確か日本公開されず、ケーブル等でオンエアされたのみ。

この作品、今是非新たに公開して欲しいな。

「ジュリア&ジュリー」で散々美味しそうなフレンチを見た今だからこそ。

「恋するトルティーヤスープ」は94年の大ヒット映画「恋人達の食卓」のリメイク版。

オリジナルの舞台は台湾ですが、リメイクはメキシコ系アメリカ人版になっています。  しかも、脚本はアン・リー。監督はマリア・ルポルとルル・ゼッザ。
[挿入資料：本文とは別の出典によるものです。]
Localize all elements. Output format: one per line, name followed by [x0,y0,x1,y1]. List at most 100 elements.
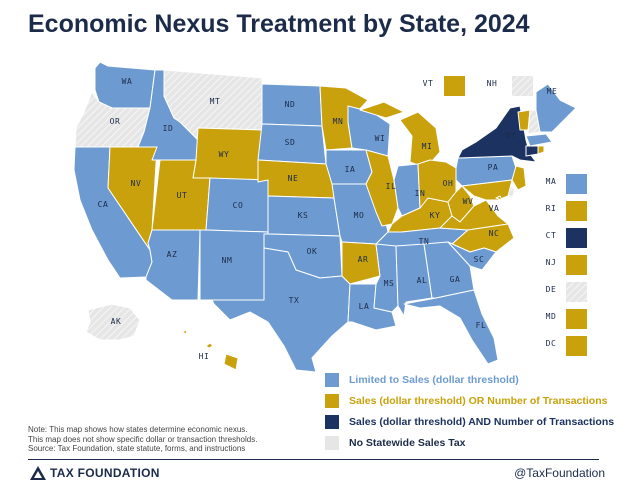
legend-item: Sales (dollar threshold) AND Number of T… [325,411,614,432]
state-label-ga: GA [450,275,461,284]
state-label-mo: MO [354,211,365,220]
small-state-label-ct: CT [546,231,557,240]
state-label-ok: OK [307,247,318,256]
state-label-ny: NY [506,131,517,140]
legend-label: Limited to Sales (dollar threshold) [349,373,519,386]
legend-swatch [325,393,339,408]
legend-swatch [325,414,339,429]
state-il [365,149,399,227]
state-label-nv: NV [131,179,142,188]
state-label-in: IN [415,189,426,198]
state-label-ca: CA [98,200,109,209]
small-state-label-dc: DC [546,339,557,348]
footer-divider [28,459,599,460]
state-label-tx: TX [289,296,300,305]
state-md [461,179,513,201]
small-state-swatch-nj [566,255,587,275]
small-state-swatch-de [566,282,587,302]
state-label-ut: UT [177,191,188,200]
state-label-me: ME [547,87,558,96]
legend: Limited to Sales (dollar threshold) Sales… [325,369,614,453]
state-label-il: IL [386,182,397,191]
state-label-sd: SD [285,138,296,147]
small-state-swatch-vt [444,76,465,96]
state-label-ak: AK [111,317,122,326]
state-label-nd: ND [285,100,296,109]
state-label-ms: MS [384,279,395,288]
small-state-swatch-dc [566,336,587,356]
map-title: Economic Nexus Treatment by State, 2024 [28,10,530,38]
small-state-label-vt: VT [423,79,434,88]
state-label-or: OR [110,117,121,126]
state-label-sc: SC [474,255,485,264]
state-label-fl: FL [476,321,487,330]
legend-label: Sales (dollar threshold) OR Number of Tr… [349,394,608,407]
state-label-co: CO [233,201,244,210]
small-state-label-ri: RI [546,204,557,213]
legend-swatch [325,435,339,450]
logo-icon [30,466,46,480]
state-label-tn: TN [419,237,430,246]
state-label-ia: IA [345,165,356,174]
state-label-hi: HI [199,352,210,361]
state-label-ks: KS [298,211,309,220]
source-note: Note: This map shows how states determin… [28,425,257,454]
legend-swatch [325,372,339,387]
state-ar [341,241,381,285]
note-line-1: Note: This map shows how states determin… [28,425,248,434]
legend-item: Limited to Sales (dollar threshold) [325,369,614,390]
small-state-label-md: MD [546,312,557,321]
small-state-swatch-ma [566,174,587,194]
state-label-wi: WI [375,134,386,143]
state-label-ar: AR [358,255,369,264]
note-line-2: This map does not show specific dollar o… [28,434,258,444]
state-label-la: LA [359,302,370,311]
small-state-swatch-ri [566,201,587,221]
state-tx [211,247,351,373]
state-ct [525,145,539,157]
state-nj [511,165,527,191]
state-label-ky: KY [430,211,441,220]
state-label-mn: MN [333,117,344,126]
tax-foundation-logo: TAX FOUNDATION [30,466,160,480]
state-ak [85,303,141,341]
state-ri [537,145,545,155]
legend-label: Sales (dollar threshold) AND Number of T… [349,415,615,428]
state-label-mi: MI [422,142,433,151]
labels-layer: WA OR CA NV ID MT WY UT AZ CO NM ND SD NE KS OK TX MN IA MO… [98,77,558,361]
state-label-al: AL [417,276,428,285]
state-label-pa: PA [488,163,499,172]
states-layer [73,61,577,373]
state-dc [495,195,503,201]
state-label-wa: WA [122,77,133,86]
state-label-wy: WY [219,150,230,159]
state-me [535,83,577,133]
state-label-az: AZ [167,250,178,259]
state-az [145,229,201,301]
state-sc [447,241,497,271]
legend-item: Sales (dollar threshold) OR Number of Tr… [325,390,614,411]
small-state-swatch-nh [512,76,533,96]
small-state-label-ma: MA [546,177,557,186]
note-line-3: Source: Tax Foundation, state statute, f… [28,444,246,454]
small-state-label-nj: NJ [546,258,557,267]
state-fl [403,289,499,365]
small-states-key: VT NH MA RI CT NJ DE MD DC [423,76,587,356]
legend-item: No Statewide Sales Tax [325,432,614,453]
small-state-swatch-md [566,309,587,329]
legend-label: No Statewide Sales Tax [349,436,466,449]
state-hi [181,329,239,371]
small-state-label-nh: NH [487,79,498,88]
state-label-id: ID [163,124,174,133]
small-state-swatch-ct [566,228,587,248]
state-label-mt: MT [210,97,221,106]
state-ma [525,133,553,147]
state-label-nc: NC [489,229,500,238]
twitter-handle: @TaxFoundation [514,466,605,480]
state-label-va: VA [489,204,500,213]
state-label-ne: NE [288,174,299,183]
state-nm [199,229,269,301]
small-state-label-de: DE [546,285,557,294]
org-name: TAX FOUNDATION [50,466,160,480]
劇中の料理は有名シェフスーザン・フィニガーとメアリー・スー・ミリケンのコンビ。

「恋人達の食卓」ではこれでもかというくらい美味しそうな台湾料理が出てきましたが、「恋するトルティーヤスープ」は、見た事も無い豪華なメキシコ料理が出て来るのです!

メキシコ料理って、タコスとかブリトーとかケサディーヤとか、何かこう、手軽なファーストフードのような偏見があると思うのですが、この映画ではお父さんがもう素晴らしいメキシコ料理を作ってくれるのです。

確かにここ数年、NYでもアップスケールな高級メキシカンレストランが出来ていますが、この映画ではメキシコ料理の深さを味わいたいぞと思わせてくれちゃって困った困った。

サボテンってあんなに美味しそうだっけ?というような。

スクウォッシュのつぼみを使ったスープや魚を丸焼きにして、ハッパをブラシ状に細かく切り、それをハケにしてソースを塗りグリル。

男性でも女性の胃袋を掴む事が出来、恋に発展するというのを見せてくれる恒例の弁当シーンですが、プチトマトに詰め物がしてある料理等、手が込んでいて何だか料理したくなります。

そしてもう一つは安心感。

「恋人達の食卓」で既にストーリーを知っているので、大体どういう展開かは見えているので慌てません。

親父役はヘクター・エリゾンド。日本では「プリティ・ウーマン」に出て来るホテルのコンセルジュとしてプチブレイクしました。

料理の美しい映し方、家具や食器、様々な色合いもさすがアン・リー!

この作品、意外と盲点になっているので是非是非機会があったら見て欲しいです。